Jeffrey Kahn is the Andreas C. Dracopoulos Director of the Johns Hopkins Berman Institute of Bioethics. He is also Levi Professor of Bioethics and Public Policy, and Professor in the Department of Health Policy and Management in the Johns Hopkins University Bloomberg School of Public Health. His research interests include the ethics of research, ethics and public health, and ethics and emerging biomedical technologies. He speaks widely both in the U.S. and abroad, and has published four books and over 125 articles. He is an elected member of the National Academy of Medicine and a Fellow of the Hastings Center, and has chaired or served on committees and panels for the National Institutes of Health, the Centers for Disease Control, and the Institute of Medicine/National Academy of Medicine, where he is currently chair of the Board on Health Sciences Policy.
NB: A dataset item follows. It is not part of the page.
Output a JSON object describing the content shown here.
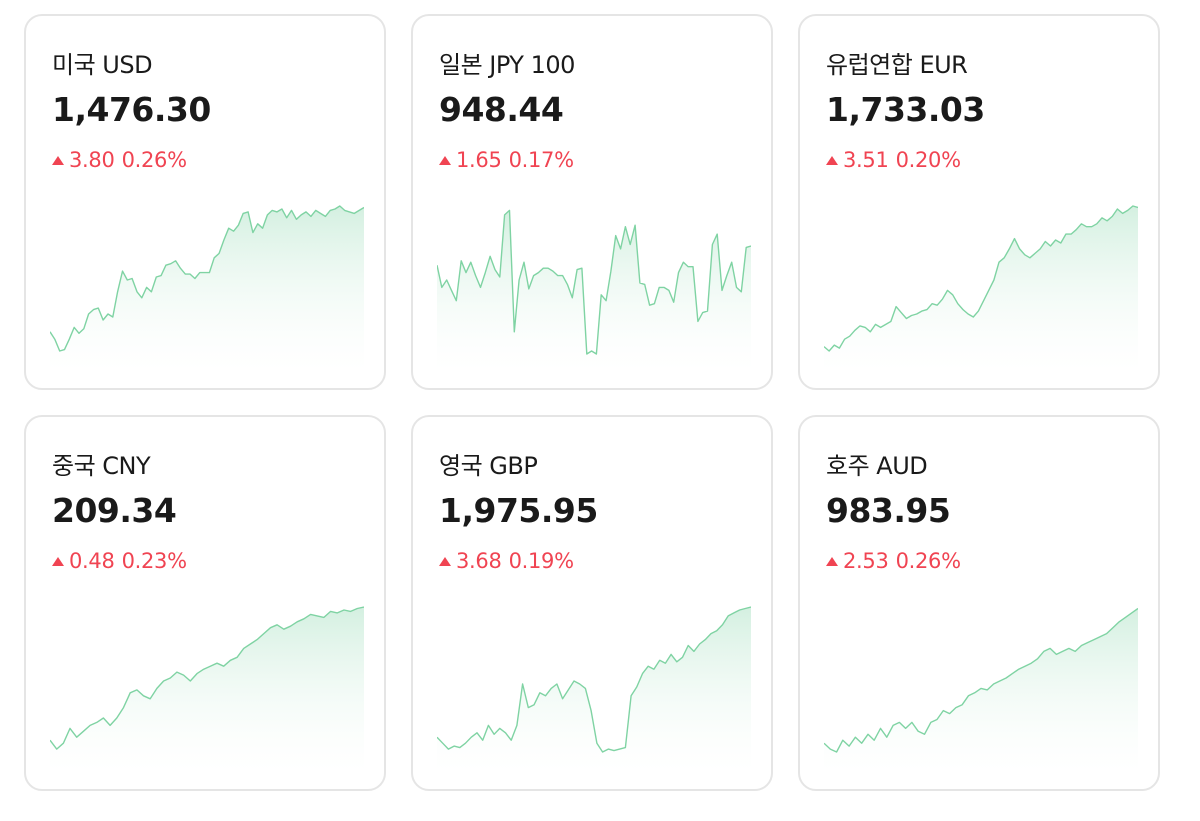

His education includes a BA in microbiology (UCLA, 1983), MPH (Johns Hopkins, 1988), and PhD in philosophy (Georgetown, 1989).

Karin Gabrielson Morton

Karin is a senior policy advisor at the Swedish Fund for Research Without Animal Experiments, with 25+ years of experience of funding research to replace animal experiments as well as communication and lobbying in this field. Karin also lectures about replacing animal experiments at Lab Animal Science and other courses at several universities. She is a member of the Swedish Central Animal Experimental Ethics Committee and the Swedish National Committee on the protection of animals used for scientific purposes which serves as the steering committee of the new (2017) Swedish National Center for 3Rs. Karin served on the Supervising Board of ReProTect, a project funded by the European Commission to develop and evaluate alternatives to animal experiments in reproductive toxicology testing. Karin has also served as a board member of ecopa (the European consensus platform on alternatives) and chaired the Swecopa.

Maurice Whelan, PhD

Prof. Maurice Whelan is head of the Chemical Safety and Alternative Methods Unit of the Directorate for Health, Consumers and Reference Materials of the European Commission's Joint Research Centre (JRC), based in Ispra, Italy. He also heads the European Union Reference Laboratory for Alternatives to Animal Testing (EURL ECVAM) of the JRC, established under EU Directive 2010/63 on the protection of animals used for scientific purposes, which builds on the 20 years of activities of ECVAM, the European Centre for the Validation of Alternative Methods. Priorities of his work include the development, validation and promotion of alternative approaches to animal testing both for regulatory safety assessment of chemicals and for applications in biomedical research. Whelan is the EU co-chair of the OECD Advisory Group on Molecular Screening and Toxicogenomics that is responsible for the OECD programme on Adverse Outcome Pathways, and he is a member of the Steering Committee of the European Partnership for Alternative Approaches to Animal Testing (EPAA).